No OFSTED Hope From Tristram Hunt

Instead he made it clear, at some length, and in a way that suggested the teaching profession as a whole might believe otherwise, that inspections were important and necessary and as a result are solely responsible for promoting high standards amongst Very Bad Teachers. What he doesn’t seem to grasp is that it’s not inspection as such that’s the problem but the way Ofsted are currently conducting them with their current ‘The Big Bogeyman Might Be Coming To Get You In The Morning’ campaign of terror.

As some All Change Please! readers will know, especially if the have they have read About This Blog, it was once an Ofsted team inspector itself, albeit a somewhere disruptive one.  Back in those days, after its initial round of inspections, the message from Ofsted was for inspectors to lighten up, be more friendly and transparent, and informally indicate positive ways forward – an approach that All Change Please! revelled in, with its main regret being that it never had the opportunity to return some six months later to see how well things were improving and to offer further suggestions. Then one day back in 2002, it finally saw the light, or at least the new guidance and revised EFfing form, or Evaluation Form as it was more formally known, and decided the time had come to abandon the sinking ship.

Sadly it seems things are not about to get better after the next election.

Meanwhile in another unconnected incident All Change Please! came across an article in The Torygraph by Janet Daily Mail, whose brief acquaintance it once made back in 1985 – but that’s another story.

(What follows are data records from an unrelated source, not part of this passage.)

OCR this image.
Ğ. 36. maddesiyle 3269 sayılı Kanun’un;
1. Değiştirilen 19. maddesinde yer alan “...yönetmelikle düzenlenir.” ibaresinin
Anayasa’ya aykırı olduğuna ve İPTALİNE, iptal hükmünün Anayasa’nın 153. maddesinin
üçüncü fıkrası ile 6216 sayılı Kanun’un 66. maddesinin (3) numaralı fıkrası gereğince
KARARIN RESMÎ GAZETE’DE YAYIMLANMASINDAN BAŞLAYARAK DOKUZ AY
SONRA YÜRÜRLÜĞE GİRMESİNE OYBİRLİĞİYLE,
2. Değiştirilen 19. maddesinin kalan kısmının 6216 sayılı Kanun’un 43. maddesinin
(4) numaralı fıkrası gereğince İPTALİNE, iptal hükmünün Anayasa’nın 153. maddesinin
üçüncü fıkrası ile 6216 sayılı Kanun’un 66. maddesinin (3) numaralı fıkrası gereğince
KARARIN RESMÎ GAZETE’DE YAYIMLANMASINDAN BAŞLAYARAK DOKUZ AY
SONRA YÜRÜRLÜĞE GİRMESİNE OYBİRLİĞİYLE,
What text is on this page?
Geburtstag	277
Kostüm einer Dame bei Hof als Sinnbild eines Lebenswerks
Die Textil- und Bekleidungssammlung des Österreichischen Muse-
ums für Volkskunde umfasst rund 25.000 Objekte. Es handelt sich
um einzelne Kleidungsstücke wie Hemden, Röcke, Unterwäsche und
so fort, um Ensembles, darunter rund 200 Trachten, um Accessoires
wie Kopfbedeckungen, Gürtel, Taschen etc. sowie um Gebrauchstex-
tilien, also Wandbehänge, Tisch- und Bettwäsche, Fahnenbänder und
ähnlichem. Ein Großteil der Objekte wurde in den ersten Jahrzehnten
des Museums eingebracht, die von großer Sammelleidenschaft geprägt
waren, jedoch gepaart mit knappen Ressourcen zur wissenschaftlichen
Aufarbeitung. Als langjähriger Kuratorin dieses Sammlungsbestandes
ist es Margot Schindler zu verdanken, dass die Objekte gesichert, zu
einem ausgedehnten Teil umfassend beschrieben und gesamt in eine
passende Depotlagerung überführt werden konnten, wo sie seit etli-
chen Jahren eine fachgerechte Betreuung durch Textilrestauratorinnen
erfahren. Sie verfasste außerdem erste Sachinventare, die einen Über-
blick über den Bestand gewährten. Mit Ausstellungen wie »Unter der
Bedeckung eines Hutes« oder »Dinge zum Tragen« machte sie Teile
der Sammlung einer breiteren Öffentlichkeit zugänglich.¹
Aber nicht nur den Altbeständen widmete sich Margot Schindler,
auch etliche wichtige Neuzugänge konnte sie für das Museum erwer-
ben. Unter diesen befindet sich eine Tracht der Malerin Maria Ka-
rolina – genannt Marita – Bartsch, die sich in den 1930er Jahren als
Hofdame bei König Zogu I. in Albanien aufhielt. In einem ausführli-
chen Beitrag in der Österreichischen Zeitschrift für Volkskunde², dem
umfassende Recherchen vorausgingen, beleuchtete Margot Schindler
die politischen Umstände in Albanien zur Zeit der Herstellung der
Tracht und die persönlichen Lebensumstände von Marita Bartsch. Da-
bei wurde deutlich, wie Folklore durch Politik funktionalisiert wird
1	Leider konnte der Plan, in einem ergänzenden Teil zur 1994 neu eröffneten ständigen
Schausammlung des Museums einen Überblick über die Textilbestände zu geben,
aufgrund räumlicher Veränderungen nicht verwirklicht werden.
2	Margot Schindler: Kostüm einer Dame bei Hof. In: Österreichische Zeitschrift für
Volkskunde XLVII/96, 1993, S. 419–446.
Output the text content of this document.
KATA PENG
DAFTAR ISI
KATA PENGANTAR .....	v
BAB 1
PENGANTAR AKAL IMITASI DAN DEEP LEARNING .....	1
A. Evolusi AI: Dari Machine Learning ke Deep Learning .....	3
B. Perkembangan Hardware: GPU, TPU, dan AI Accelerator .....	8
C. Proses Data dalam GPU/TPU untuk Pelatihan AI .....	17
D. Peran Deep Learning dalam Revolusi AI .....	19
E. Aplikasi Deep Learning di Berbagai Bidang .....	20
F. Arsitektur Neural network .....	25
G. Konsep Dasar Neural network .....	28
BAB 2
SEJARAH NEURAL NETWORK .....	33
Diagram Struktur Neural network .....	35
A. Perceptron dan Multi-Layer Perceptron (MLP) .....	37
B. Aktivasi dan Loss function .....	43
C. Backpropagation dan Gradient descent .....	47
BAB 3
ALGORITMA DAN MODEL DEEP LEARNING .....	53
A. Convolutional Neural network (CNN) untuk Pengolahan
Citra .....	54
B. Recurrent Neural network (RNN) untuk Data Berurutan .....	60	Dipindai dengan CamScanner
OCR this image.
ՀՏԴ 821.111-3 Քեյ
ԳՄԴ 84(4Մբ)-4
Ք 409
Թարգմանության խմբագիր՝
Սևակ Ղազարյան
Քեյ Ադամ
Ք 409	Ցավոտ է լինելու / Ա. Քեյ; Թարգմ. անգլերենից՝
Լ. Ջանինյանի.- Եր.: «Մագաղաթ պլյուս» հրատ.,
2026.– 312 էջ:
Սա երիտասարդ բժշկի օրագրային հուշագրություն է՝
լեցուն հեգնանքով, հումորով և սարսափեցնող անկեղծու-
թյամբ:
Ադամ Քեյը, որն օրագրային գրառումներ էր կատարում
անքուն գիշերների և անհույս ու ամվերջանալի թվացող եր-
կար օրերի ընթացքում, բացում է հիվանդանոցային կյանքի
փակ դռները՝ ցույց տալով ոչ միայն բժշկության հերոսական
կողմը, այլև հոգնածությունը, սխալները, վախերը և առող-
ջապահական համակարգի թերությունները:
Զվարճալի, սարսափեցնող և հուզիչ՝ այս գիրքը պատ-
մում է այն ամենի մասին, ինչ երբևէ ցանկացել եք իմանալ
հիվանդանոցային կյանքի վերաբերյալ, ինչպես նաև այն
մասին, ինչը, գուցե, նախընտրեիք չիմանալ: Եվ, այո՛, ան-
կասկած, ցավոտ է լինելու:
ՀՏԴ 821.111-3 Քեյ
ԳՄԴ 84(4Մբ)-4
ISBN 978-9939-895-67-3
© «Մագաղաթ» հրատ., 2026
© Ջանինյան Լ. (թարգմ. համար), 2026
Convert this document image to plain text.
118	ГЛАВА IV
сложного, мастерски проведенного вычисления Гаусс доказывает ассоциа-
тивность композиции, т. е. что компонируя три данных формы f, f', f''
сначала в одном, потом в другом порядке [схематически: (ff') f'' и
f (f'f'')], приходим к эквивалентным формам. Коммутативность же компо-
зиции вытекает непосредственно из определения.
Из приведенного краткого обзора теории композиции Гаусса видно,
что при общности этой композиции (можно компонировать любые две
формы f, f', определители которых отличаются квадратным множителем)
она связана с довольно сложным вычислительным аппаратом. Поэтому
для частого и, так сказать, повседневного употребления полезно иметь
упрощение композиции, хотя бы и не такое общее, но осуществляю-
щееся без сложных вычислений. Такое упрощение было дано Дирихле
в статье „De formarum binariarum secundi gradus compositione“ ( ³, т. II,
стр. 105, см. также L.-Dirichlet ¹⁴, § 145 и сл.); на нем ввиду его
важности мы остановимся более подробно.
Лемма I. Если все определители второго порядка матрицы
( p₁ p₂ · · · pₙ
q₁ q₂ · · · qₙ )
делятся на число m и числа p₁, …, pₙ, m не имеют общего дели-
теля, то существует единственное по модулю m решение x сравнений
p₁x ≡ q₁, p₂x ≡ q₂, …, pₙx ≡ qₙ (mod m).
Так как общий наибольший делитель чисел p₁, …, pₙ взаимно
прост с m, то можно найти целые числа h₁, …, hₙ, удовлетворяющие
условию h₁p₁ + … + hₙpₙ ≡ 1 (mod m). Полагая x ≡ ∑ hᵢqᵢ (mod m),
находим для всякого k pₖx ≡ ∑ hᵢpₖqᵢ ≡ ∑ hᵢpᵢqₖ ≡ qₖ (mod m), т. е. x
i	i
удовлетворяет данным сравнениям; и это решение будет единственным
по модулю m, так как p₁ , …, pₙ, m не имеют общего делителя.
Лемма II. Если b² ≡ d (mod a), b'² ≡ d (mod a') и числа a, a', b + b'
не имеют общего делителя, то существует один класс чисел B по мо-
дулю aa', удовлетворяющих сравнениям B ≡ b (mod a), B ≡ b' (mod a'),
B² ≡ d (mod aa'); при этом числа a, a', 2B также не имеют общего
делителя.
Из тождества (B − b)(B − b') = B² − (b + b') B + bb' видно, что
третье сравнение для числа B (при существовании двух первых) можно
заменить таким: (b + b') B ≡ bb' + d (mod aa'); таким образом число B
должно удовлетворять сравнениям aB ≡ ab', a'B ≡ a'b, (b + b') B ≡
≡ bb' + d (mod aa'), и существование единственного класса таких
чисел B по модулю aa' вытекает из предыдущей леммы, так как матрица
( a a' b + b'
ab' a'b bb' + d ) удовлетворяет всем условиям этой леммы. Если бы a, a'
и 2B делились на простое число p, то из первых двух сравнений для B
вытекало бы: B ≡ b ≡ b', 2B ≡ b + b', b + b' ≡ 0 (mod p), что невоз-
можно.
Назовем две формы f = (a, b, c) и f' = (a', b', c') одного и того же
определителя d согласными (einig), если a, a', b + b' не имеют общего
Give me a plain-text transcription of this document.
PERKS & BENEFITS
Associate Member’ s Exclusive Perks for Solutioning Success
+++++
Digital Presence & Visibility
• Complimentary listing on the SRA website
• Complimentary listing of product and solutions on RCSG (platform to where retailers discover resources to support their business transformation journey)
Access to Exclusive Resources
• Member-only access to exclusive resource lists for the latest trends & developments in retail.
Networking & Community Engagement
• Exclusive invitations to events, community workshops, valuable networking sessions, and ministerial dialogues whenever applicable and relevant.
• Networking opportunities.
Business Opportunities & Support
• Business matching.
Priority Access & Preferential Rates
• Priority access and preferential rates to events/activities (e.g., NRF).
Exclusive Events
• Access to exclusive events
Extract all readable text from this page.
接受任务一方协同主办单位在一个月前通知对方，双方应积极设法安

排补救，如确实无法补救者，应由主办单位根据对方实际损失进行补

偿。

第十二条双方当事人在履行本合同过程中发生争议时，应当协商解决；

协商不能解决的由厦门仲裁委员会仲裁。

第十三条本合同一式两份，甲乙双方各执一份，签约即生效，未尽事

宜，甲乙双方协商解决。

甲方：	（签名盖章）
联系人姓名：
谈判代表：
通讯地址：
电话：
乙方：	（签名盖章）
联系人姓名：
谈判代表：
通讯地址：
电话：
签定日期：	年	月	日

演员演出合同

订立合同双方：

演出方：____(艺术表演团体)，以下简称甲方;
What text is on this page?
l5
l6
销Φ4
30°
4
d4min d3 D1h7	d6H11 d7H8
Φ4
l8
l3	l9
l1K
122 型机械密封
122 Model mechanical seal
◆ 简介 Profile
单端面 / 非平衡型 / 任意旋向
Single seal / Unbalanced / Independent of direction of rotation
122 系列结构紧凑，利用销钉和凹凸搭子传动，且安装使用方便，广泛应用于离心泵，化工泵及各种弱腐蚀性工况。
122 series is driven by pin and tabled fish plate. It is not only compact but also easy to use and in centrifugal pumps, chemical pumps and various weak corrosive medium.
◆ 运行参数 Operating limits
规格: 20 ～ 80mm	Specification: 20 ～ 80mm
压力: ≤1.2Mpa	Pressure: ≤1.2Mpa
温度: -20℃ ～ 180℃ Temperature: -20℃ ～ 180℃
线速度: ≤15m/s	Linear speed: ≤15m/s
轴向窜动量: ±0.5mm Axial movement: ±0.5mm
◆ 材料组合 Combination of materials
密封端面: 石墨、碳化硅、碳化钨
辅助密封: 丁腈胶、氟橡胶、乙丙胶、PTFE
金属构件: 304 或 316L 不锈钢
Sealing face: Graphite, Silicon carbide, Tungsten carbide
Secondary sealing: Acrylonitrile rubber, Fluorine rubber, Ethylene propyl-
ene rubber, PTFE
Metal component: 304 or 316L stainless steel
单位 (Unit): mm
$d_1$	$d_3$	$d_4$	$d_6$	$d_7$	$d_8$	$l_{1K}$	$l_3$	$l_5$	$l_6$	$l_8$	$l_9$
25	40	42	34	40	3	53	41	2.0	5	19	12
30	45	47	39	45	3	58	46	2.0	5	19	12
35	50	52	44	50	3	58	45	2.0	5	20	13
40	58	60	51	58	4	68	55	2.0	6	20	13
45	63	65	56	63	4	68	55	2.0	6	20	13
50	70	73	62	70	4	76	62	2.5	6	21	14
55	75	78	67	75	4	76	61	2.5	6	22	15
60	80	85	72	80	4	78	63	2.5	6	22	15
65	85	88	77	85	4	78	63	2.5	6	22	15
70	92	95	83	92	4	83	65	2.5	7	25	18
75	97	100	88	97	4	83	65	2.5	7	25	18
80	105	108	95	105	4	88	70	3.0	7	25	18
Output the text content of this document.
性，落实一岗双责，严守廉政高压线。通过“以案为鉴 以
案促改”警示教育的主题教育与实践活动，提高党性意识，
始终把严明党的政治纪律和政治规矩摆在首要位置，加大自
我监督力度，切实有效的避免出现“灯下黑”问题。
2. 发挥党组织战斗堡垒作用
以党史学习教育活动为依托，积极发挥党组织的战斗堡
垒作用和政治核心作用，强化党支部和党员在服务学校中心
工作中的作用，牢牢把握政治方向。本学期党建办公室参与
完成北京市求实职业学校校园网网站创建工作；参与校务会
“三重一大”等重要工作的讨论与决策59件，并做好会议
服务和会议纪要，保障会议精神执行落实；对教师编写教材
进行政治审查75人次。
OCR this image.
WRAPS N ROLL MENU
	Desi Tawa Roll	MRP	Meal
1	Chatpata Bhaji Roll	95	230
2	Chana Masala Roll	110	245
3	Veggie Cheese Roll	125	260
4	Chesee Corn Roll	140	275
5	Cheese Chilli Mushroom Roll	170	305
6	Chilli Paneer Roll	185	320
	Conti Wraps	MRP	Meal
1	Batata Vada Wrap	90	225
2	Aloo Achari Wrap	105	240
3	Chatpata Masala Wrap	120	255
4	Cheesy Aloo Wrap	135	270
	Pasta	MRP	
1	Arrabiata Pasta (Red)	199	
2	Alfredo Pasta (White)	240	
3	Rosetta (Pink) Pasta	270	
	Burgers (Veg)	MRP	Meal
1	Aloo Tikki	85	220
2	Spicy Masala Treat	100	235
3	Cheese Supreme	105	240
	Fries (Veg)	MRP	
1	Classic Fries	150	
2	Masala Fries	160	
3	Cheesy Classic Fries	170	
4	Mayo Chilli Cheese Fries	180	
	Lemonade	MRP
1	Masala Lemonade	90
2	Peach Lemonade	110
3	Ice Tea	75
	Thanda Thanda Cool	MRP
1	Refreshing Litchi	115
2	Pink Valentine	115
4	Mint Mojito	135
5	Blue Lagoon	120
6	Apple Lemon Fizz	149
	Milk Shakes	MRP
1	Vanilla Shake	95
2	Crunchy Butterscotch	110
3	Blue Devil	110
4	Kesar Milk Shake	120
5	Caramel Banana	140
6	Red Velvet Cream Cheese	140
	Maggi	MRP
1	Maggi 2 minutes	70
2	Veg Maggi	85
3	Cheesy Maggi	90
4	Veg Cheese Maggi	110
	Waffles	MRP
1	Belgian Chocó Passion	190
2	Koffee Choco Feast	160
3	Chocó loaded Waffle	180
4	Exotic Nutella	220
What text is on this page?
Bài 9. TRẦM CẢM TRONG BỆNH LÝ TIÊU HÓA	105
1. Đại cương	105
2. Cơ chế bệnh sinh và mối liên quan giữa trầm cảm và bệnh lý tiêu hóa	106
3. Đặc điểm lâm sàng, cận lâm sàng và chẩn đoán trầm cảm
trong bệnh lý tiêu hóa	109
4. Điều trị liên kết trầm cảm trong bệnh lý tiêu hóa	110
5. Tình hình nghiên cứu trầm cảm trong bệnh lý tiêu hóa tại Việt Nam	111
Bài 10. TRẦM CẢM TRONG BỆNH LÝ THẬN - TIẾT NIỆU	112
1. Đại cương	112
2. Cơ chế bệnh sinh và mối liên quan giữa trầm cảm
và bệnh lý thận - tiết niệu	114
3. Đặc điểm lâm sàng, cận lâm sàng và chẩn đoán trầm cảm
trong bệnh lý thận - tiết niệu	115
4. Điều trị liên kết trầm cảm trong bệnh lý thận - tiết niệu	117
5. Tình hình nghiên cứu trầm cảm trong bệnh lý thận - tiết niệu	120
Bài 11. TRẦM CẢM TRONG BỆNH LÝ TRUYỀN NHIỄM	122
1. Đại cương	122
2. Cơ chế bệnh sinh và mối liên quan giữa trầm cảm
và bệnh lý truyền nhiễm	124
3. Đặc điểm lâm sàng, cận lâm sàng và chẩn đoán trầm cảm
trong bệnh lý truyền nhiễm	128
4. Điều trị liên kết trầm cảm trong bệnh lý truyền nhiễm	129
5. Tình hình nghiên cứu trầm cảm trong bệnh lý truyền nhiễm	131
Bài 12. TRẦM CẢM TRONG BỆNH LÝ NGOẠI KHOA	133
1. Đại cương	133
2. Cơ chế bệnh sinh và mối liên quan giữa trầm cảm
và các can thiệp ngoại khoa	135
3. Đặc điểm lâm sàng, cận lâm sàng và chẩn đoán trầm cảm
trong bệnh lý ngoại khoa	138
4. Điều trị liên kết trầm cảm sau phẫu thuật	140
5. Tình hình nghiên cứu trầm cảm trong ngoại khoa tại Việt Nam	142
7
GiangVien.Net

Maoist class war wrecked our state schools

This really is offensive, irresponsible and quite inexcusable journalism. Apparently it seems the reason our education system is failing is not, as you might have possibly wondered, because of the abolition of grammar schools and the introduction of comprehensives. No, instead, warming to her ‘Politics and Journalism of Fear’ agenda, Daley wants us to believe that up to now our teachers have been following the Maoist ‘principle of pride’ towards our working class culture, rather than preparing our children to raise their aspirations in order to become bankers, judges, politicians and lawyers (Hmm.. Perhaps she is not entirely mistaken?). But, wait for it, despite Mr Gove’s best efforts, the really horrifying problem that is emerging is that the new generation of upcoming teachers on its way into our schools has already been brainwashed during their own education by the previous generation of Maoist teachers, thus perpetuating this sorry state of affairs, presumably forever.  And what makes this even more surprising is that All Change Please! has been working in education for the past 35 years and has yet to meet its first Maoist teacher.

So there we have it. Believe what the politicians and the media tell you, and our schools are full of Marxist Enemies of Promise and members of the Chinese Communist Party, all of whom completely refuse to have anything to do with raising standards and expectations, or with any form of accountability.

Finally then,  ‘读万卷书不如行万里路’ as they say in China, which apparently translates as ‘Reading ten thousand books is not as useful as traveling ten thousand miles’, or its closest English equivalent which is ‘An ounce of practice is worth more than a pound of theory.’ Or, as Wikipedia suggests, it means: ‘Even the most useful theories cannot substitute practice.’ These Chinese folk really do seem to know what they are talking about, don’t they?